No Smoke Without Fire: This week’s theatre highlights

Mary Murray fleshes out several characters, ‘Buridan’s Ass’ battles with a philosophical paradox

Mary Murray: magnetic focus

Mary Murray: magnetic focus

 

No Smoke Without Fire
Linenhall Theatre, Castlebar, Co Mayo Tuesday June 5th 8pm €16/€14 thelinenhall.com

If ever there was an actor you wanted to see more of, it’s probably Mary Murray. On stage she has always had a magnetic focus, a presence somewhere between no-nonsense control and a shiver of vulnerability. It’s that quality that made her the calming centre of Love/Hate and why, in some ways, her character’s murder was the death of the show.

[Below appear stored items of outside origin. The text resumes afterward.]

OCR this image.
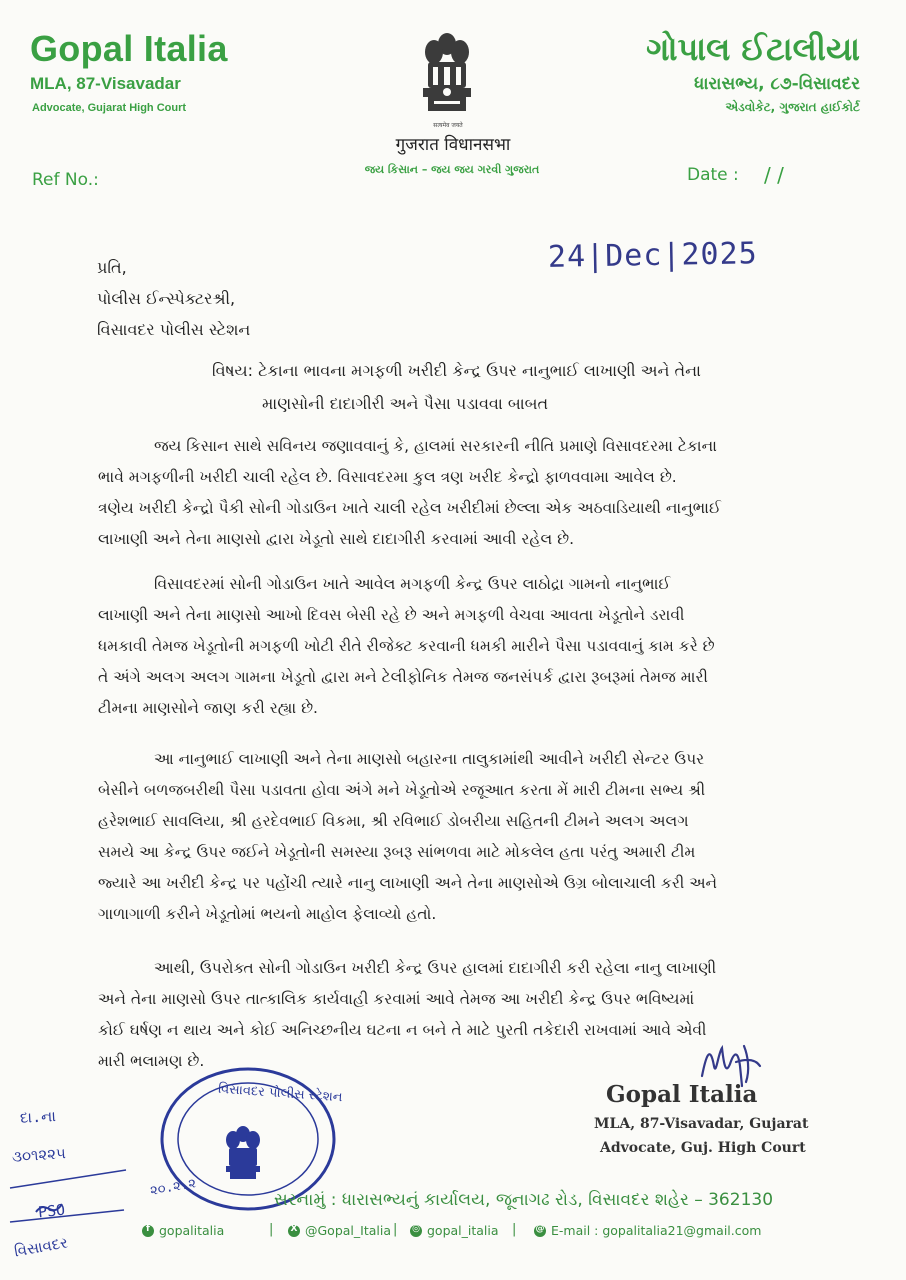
Gopal Italia
MLA, 87-Visavadar
Advocate, Gujarat High Court
ગોપાલ ઈટાલીયા
ધારાસભ્ય, ૮૭-વિસાવદર
એડવોકેટ, ગુજરાત હાઈકોર્ટ
सत्यमेव जयते
गुजरात विधानसभा
જય કિસાન – જય જય ગરવી ગુજરાત
Ref No.:	Date : / /
24|Dec|2025
પ્રતિ,
પોલીસ ઈન્સ્પેક્ટરશ્રી,
વિસાવદર પોલીસ સ્ટેશન
વિષય: ટેકાના ભાવના મગફળી ખરીદી કેન્દ્ર ઉપર નાનુભાઈ લાખાણી અને તેના
માણસોની દાદાગીરી અને પૈસા પડાવવા બાબત
જય કિસાન સાથે સવિનય જણાવવાનું કે, હાલમાં સરકારની નીતિ પ્રમાણે વિસાવદરમા ટેકાના
ભાવે મગફળીની ખરીદી ચાલી રહેલ છે. વિસાવદરમા કુલ ત્રણ ખરીદ કેન્દ્રો ફાળવવામા આવેલ છે.
ત્રણેય ખરીદી કેન્દ્રો પૈકી સોની ગોડાઉન ખાતે ચાલી રહેલ ખરીદીમાં છેલ્લા એક અઠવાડિયાથી નાનુભાઈ
લાખાણી અને તેના માણસો દ્વારા ખેડૂતો સાથે દાદાગીરી કરવામાં આવી રહેલ છે.
વિસાવદરમાં સોની ગોડાઉન ખાતે આવેલ મગફળી કેન્દ્ર ઉપર લાઠોદ્રા ગામનો નાનુભાઈ
લાખાણી અને તેના માણસો આખો દિવસ બેસી રહે છે અને મગફળી વેચવા આવતા ખેડૂતોને ડરાવી
ધમકાવી તેમજ ખેડૂતોની મગફળી ખોટી રીતે રીજેક્ટ કરવાની ધમકી મારીને પૈસા પડાવવાનું કામ કરે છે
તે અંગે અલગ અલગ ગામના ખેડૂતો દ્વારા મને ટેલીફોનિક તેમજ જનસંપર્ક દ્વારા રૂબરૂમાં તેમજ મારી
ટીમના માણસોને જાણ કરી રહ્યા છે.
આ નાનુભાઈ લાખાણી અને તેના માણસો બહારના તાલુકામાંથી આવીને ખરીદી સેન્ટર ઉપર
બેસીને બળજબરીથી પૈસા પડાવતા હોવા અંગે મને ખેડૂતોએ રજૂઆત કરતા મેં મારી ટીમના સભ્ય શ્રી
હરેશભાઈ સાવલિયા, શ્રી હરદેવભાઈ વિકમા, શ્રી રવિભાઈ ડોબરીયા સહિતની ટીમને અલગ અલગ
સમયે આ કેન્દ્ર ઉપર જઈને ખેડૂતોની સમસ્યા રૂબરૂ સાંભળવા માટે મોકલેલ હતા પરંતુ અમારી ટીમ
જ્યારે આ ખરીદી કેન્દ્ર પર પહોંચી ત્યારે નાનુ લાખાણી અને તેના માણસોએ ઉગ્ર બોલાચાલી કરી અને
ગાળાગાળી કરીને ખેડૂતોમાં ભયનો માહોલ ફેલાવ્યો હતો.
આથી, ઉપરોક્ત સોની ગોડાઉન ખરીદી કેન્દ્ર ઉપર હાલમાં દાદાગીરી કરી રહેલા નાનુ લાખાણી
અને તેના માણસો ઉપર તાત્કાલિક કાર્યવાહી કરવામાં આવે તેમજ આ ખરીદી કેન્દ્ર ઉપર ભવિષ્યમાં
કોઈ ઘર્ષણ ન થાય અને કોઈ અનિચ્છનીય ઘટના ન બને તે માટે પુરતી તકેદારી રાખવામાં આવે એવી
મારી ભલામણ છે.
Gopal Italia
MLA, 87-Visavadar, Gujarat
Advocate, Guj. High Court
વિસાવદર પોલીસ સ્ટેશન
દા.ના
૩૦૧૨૨૫
PSO
વિસાવદર
૨૦.૨.૨
સરનામું : ધારાસભ્યનું કાર્યાલય, જૂનાગઢ રોડ, વિસાવદર શહેર – 362130
f gopalitalia	| X @Gopal_Italia | ◎ gopal_italia | @ E-mail : gopalitalia21@gmail.com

This solo piece by Paddy Murray, written for his daughter, is set outside a pub in the earliest days of the 2004 Irish smoking ban, and thus Mary plays six characters left out in the cold, ruminating on the spoils of a post office robbery and who among their peers is implicated. An elderly woman who does not need to be taught to suck lemons? A rough customer, whose sons are in prison for the crime? A simpering pregnant woman, a Liverpool vamp, a D4 refugee or a Chinese lounge girl? The pleasure of this lightly salted comedy is to see Murray slip so effortlessly between clearly distinguished characters – even if imitating ethnicity seems like a bridge too far – but the performance pushes marginalised characters centre stage: is it any wonder they light up at the chance?

Buridan’s Ass
Viking Theatre, Clontarf Jun 4th-16th 8pm €15 vikingtheatredublin.com

Inspired by the wilder extremes of animal behaviour, SR Plant’s much-admired comedy from 2004 explores one man’s struggle to reconcile his scientific vocation with his more primitive desires. Mahone (Michael James Ford), the last in a line of eccentric taxidermists of Russian descent, is battling to save his dying business. Lately, there has been little detectable movement in the trade of stuffing animals and now his only commission, preserving the corpse of a much-loved pet badger, has gone disastrously wrong. Moreover, he is beset by a series of emotional and philosophical crises while haunted by the demons of his philandering past. But, spurred on by his irrepressible apprentice Ernest Blades (Ruairí Heading), Mahone sets out to overcome the paralysing effects of what the play calls Buridan’s Ass Syndrome and to find redemption through physical passion. Like the badger, you can understand why this comic double act and director Iseult Golden’s production should be remounted.